Let’s give thanks to God who brings us across the Jordan!



Rahab and the spies

Israel was about to cross the Jordan; they were only days away from embarking on the conquest of Canaan. Just before the crossing, however, we read that Joshua sent two spies to take a look at Jericho. Jericho sat just west of the Jordan River, a few miles north of the Dead Sea; it was the first city that Israel would be encountering, and would therefore be the first city Israel would have to fight. From a military perspective, it is not wise to leave enemy fortresses in your wake, because you may find yourself surrounded the further you move into enemy territory. Therefore, Jericho would have to go.

                The two spies were able to enter the city without any trouble, and they took up residence at the house of Rahab. You know the story; the king of Jericho was told that there were spies from the Israelites in his city, so he sent to Rahab and told her to bring the spies to him. Rahab hid the spies and told the king they had left. The king believed the lie and left in pursuit of the spies while Rahab let them down the wall on a scarlet rope after they promised that her house would be spared when Israel attacked the city provided that she tie the same scarlet rope in her window. The spies went back to Joshua and said “Truly the LORD hath delivered into our hands all the land; for even all the inhabitants of the country do faint because of us” (Joshua 2:24).

                You recall that this is not the first time that spies went into Canaan. Note the contrast between the ten spies that gave an evil report forty years earlier and these two spies. They have confidence in the power of Jehovah to give them the land. Remember Jericho was no insignificant fortress! It had big stone walls and heavy gates which were manned by Canaanite warriors, but the spies said ‘the LORD has given it to us!’ There has been a change among the Israelites over the last forty years, they have learned to trust God. We need to trust God as well. He fights for us. If God be for us, who can be against us? When you struggle with sin, do not forget that the same God who would eventually knock down the walls of Jericho is your God today.

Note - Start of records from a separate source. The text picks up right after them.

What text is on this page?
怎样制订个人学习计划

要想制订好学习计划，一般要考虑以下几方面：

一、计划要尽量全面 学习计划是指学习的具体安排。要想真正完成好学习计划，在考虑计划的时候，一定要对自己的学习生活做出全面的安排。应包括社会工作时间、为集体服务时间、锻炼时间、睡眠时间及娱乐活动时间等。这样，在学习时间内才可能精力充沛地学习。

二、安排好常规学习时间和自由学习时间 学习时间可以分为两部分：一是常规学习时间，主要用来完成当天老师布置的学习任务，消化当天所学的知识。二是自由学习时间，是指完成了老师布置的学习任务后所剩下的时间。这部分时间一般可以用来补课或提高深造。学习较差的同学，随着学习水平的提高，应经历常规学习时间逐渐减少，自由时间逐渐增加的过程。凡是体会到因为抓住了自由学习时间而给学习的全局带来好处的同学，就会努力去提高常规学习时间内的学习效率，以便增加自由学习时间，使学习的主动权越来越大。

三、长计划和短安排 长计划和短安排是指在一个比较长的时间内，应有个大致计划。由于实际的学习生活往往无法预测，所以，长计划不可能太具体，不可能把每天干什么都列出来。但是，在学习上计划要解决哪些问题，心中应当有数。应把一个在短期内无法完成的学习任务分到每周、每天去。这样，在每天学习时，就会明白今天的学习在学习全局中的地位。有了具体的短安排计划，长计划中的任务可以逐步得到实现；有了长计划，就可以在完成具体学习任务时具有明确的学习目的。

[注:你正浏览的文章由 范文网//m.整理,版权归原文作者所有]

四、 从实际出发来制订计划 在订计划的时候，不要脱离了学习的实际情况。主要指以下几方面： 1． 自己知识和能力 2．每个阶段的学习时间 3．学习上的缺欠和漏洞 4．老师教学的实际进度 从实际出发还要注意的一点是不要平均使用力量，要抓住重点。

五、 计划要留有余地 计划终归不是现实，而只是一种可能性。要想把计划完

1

                But what of the lie of Rahab? Does this passage provide biblical support for just lies? It is obvious that Rahab was a child of God. In the very passage we are considering it is evident that she desires to be with the people of Israel and not to be destroyed with her own people. But we also know that Rahab was in the line of Christ (Matthew 1:5 – Rahab was the mother of Boaz who married Ruth!). Furthermore, in Hebrews 11:31 we read “By faith the harlot Rahab perished not with them that believed not, when she had received the spies with peace.” Clearly she was loved by God and is our sister in Christ, but does all this mean that it was okay for her to lie? Is it okay for us to lie if circumstances press us? John Calvin is instructive on this issue:

As to the falsehood, we must admit that though it was done for a good purpose, it was not free from fault. For those who hold what is called a dutiful lie to be altogether excusable, do not sufficiently consider how precious truth is in the sight of God. Therefore, although our purpose be to assist our brethren, to consult for their safety and relieve them, it never can be lawful to lie, because that cannot be right which is contrary to the nature of God. And God is truth. And still the act of Rahab is not devoid of the praise of virtue, although it was not spotlessly pure. For it often happens that while the saints study to hold the right path, they deviate into circuitous courses. (From the Commentary on Joshua)

The end does not justify the means, and even our best works are as filthy rags. But let’s not lose sight of the fact that though Rahab was wrong in lying, in his sovereignty God brought about good. So it is with us! Though we want to be completely free from sin so that we can serve God perfectly, before we get discouraged we would do well to remember that even when we sin God brings about good, and so all things are ultimately working toward that great good of the return of our Lord Jesus Christ.